Il faudra également que j'achète un ou deux tapis, parce qu'au sol, c'est du parquet et je trouve que c'est plus douillet avec des tapis. D'autant plus que j'ai horreur de me lever le matin et de poser les pieds sur un sol trop frais. Ce choc thermique me réveille trop brutalement et je me sens de mauvaise grâce après ça. (Non, ce n'est pas vrai, j'exagère. Enfin... Un peu... À moitié quoi.) À la maison, j'ai de la moquette dans ma chambre, j'ai besoin d'un petit rappel de mon chez-moi. Il faut que j'achète aussi un lustre, parce que là, il n'y a que l'ampoule et ce n'est pas chouette…
- Le doyen arrive, m'annonce Sara qui revient des toilettes.
- Parfait ! Lui dis-je. J'espère qu'il ne sera pas trop long, comme ça, on pourra aller manger et faire le tour du campus.
- Avec joie, je meurs de faim ! S'exclame Mag.

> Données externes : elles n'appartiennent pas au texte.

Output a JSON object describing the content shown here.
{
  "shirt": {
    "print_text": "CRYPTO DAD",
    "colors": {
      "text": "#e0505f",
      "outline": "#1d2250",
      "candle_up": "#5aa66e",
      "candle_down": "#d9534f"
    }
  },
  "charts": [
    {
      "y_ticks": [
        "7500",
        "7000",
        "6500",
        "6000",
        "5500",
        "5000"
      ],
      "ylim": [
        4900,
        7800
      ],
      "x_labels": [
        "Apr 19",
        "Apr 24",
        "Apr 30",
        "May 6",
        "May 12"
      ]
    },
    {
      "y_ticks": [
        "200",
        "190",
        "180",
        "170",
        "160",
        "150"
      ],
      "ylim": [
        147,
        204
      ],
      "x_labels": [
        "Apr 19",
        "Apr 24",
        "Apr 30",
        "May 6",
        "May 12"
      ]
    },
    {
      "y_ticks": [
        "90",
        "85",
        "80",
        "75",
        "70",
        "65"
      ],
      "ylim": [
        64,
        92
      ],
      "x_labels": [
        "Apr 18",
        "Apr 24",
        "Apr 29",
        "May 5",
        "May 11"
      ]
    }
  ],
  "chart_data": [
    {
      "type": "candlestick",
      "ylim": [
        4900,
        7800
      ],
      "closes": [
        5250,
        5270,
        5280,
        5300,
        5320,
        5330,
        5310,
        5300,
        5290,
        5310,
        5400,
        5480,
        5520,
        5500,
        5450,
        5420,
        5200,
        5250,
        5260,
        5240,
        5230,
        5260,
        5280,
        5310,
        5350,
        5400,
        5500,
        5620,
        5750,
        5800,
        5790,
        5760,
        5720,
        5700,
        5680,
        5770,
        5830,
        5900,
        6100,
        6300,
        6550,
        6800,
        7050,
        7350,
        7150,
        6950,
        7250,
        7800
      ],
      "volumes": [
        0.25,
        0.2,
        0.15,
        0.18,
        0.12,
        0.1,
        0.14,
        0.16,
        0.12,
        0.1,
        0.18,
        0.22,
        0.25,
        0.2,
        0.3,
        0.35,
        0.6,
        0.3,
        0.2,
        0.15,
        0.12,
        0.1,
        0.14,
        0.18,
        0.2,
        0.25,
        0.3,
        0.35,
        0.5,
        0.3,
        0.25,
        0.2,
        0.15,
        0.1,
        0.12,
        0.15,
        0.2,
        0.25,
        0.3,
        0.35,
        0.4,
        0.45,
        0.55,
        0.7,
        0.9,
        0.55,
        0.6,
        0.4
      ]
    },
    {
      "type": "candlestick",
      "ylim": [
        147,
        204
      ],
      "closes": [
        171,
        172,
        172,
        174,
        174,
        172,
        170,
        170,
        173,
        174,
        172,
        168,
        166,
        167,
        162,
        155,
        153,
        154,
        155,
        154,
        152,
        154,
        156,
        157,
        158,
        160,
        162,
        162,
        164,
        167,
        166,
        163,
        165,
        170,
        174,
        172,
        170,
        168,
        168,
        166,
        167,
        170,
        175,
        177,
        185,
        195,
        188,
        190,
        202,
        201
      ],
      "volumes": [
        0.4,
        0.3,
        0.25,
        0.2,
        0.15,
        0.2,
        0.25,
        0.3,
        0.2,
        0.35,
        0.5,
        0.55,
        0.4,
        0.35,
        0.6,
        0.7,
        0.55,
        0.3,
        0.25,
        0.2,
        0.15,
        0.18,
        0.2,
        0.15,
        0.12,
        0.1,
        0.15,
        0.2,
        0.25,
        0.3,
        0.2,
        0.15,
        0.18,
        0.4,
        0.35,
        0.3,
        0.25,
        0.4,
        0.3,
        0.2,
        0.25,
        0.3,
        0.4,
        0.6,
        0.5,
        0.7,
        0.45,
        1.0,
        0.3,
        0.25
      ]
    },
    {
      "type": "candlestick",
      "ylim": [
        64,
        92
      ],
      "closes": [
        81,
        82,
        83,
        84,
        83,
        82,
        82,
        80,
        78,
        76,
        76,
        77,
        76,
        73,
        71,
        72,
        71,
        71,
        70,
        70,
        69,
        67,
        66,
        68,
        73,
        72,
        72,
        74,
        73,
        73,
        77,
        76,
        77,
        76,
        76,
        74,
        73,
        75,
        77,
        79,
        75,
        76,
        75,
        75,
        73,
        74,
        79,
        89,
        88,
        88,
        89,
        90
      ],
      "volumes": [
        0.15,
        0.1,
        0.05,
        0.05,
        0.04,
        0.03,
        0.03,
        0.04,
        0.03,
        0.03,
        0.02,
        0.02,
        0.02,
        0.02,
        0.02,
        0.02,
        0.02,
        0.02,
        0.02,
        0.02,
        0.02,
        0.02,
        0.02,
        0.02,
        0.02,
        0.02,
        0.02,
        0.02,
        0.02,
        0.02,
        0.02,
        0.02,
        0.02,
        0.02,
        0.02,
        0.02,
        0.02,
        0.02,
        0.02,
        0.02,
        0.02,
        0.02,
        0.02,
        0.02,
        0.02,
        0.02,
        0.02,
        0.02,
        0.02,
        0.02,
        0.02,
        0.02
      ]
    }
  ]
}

Presque tous ceux qui attendent M. Fergus se sont également installés dans l'encadrement de leur porte. Certains discutent, d'autres lisent ou encore rêvassent.
Fergus… Je trouve ça drôle comme nom, en entendant ce nom, j'imagine un petit homme trapu, gentil, mais ferme, avec le crâne dégarni, ses quelques cheveux : grisonnant, avec une petite moustache… Vais-je avoir raison ?
Je constate qu'il y a des étudiants qui doivent être là depuis quelques années maintenant. Ils ont l'air plus âgés et certains se connaissent déjà.
C'est gagné ! Le doyen est exactement comme je l'imaginais, enfin, j'espère que niveau caractère aussi. Il devrait être dans ma chambre dans environ dix à quinze minutes.